On July 11, 2022, the defendant filed an 8-K form with the SEC in which they detailed their plans to be acquired as an indirect wholly-owned subsidiary of Innoviva. The terms of the merger agreement note that Innoviva will acquire all outstanding shares of La Jolla stock at $6.23 per share. The 8-K form was followed by a solicitation/recommendation statement being filed with the SEC by the defendant where they expressed their support of the merger.
The plaintiff asserts that the proposed transaction is unfair since La Jolla’s recommendation statement “describes an insufficient process with only one goal in mind – to sell the Company [La Jolla] to Innoviva.” Specifically, plaintiff Gole claims that the recommendation statement does not disclose the powers of the committee that is in charge of managing the sales process, and whether or not they can veto a proposed transaction that is not in the best interest of shareholders like the plaintiff.
Gole also contends that the proposed transaction is intended to solely benefit La Jolla’s senior management without regard for stockholders, since the transaction is set to include terms like all executive officers “[being able] to exchange all Company equity awards for the merger consideration.”
The plaintiff alleges that the recommendation statement filed by the defendants is intentionally materially deficient so that shareholders will tender their shares in support of the proposed transaction. The deficiencies within the recommendation statement include details regarding the sales process, the financial projections for La Jolla, the data and inputs underlying the financial valuation analyses, and more.
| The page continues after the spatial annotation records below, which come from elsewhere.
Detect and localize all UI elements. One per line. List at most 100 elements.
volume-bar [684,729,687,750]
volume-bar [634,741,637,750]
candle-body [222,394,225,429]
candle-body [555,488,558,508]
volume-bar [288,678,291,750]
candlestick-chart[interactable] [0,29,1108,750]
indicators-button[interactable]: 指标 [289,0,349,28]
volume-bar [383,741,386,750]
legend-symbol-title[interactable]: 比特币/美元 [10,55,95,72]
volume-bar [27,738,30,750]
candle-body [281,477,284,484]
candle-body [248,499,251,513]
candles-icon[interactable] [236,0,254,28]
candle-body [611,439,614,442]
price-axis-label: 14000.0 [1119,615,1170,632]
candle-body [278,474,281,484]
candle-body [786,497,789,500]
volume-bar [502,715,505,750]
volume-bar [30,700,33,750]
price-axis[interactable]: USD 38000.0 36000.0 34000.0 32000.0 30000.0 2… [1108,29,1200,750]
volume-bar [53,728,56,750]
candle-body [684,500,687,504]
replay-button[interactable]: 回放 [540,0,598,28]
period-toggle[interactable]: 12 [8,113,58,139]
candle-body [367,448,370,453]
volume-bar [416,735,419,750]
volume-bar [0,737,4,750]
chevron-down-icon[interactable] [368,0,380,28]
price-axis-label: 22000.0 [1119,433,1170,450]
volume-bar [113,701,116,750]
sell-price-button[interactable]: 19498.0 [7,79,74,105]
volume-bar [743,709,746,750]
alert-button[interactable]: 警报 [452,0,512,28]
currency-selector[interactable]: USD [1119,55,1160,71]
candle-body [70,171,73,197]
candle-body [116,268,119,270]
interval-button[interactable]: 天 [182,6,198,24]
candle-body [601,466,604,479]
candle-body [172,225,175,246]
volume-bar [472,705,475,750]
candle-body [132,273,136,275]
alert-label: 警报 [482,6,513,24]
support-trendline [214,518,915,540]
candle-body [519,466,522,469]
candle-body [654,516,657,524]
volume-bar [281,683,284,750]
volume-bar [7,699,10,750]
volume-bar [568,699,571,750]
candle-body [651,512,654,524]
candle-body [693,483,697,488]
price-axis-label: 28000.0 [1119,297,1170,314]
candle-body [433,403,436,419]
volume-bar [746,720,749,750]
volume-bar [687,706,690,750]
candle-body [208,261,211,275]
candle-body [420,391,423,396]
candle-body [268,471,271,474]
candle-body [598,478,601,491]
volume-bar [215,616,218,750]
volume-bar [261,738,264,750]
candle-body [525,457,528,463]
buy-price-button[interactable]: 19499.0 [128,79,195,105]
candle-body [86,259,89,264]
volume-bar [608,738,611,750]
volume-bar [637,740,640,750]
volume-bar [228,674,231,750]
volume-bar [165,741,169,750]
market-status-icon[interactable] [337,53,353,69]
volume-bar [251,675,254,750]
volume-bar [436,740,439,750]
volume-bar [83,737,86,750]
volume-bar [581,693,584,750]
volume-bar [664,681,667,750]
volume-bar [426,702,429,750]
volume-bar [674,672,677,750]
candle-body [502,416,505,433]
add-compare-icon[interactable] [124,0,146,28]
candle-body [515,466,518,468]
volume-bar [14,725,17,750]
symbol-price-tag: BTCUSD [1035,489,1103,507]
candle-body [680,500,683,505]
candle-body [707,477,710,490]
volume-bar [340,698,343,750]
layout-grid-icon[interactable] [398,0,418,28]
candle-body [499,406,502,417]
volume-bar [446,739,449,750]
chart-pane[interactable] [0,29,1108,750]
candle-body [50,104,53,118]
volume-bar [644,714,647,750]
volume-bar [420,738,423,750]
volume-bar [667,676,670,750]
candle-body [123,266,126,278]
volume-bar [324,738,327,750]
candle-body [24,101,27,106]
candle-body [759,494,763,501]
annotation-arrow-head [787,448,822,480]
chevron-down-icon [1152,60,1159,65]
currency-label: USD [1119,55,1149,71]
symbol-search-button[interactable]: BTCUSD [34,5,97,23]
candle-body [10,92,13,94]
Ultimately, Gole argues that the defendants’ “recommendation statement is materially deficient, deprives plaintiff of the information necessary to make an intelligent, informed and rational decision of whether to tender in favor of the proposed transaction, and is thus in violation of the Exchange Act.”
The complaint cites three separate violations of the Exchange Act. Plaintiff Gole is seeking to enjoin the proposed transaction, rescissory damages in the event that the transaction is consummated, an order requiring the defendants to comply with the Exchange Act, litigation fees, a trial by jury, and any other relief deemed just by the court.
The plaintiff is represented by Brodsky & Smith.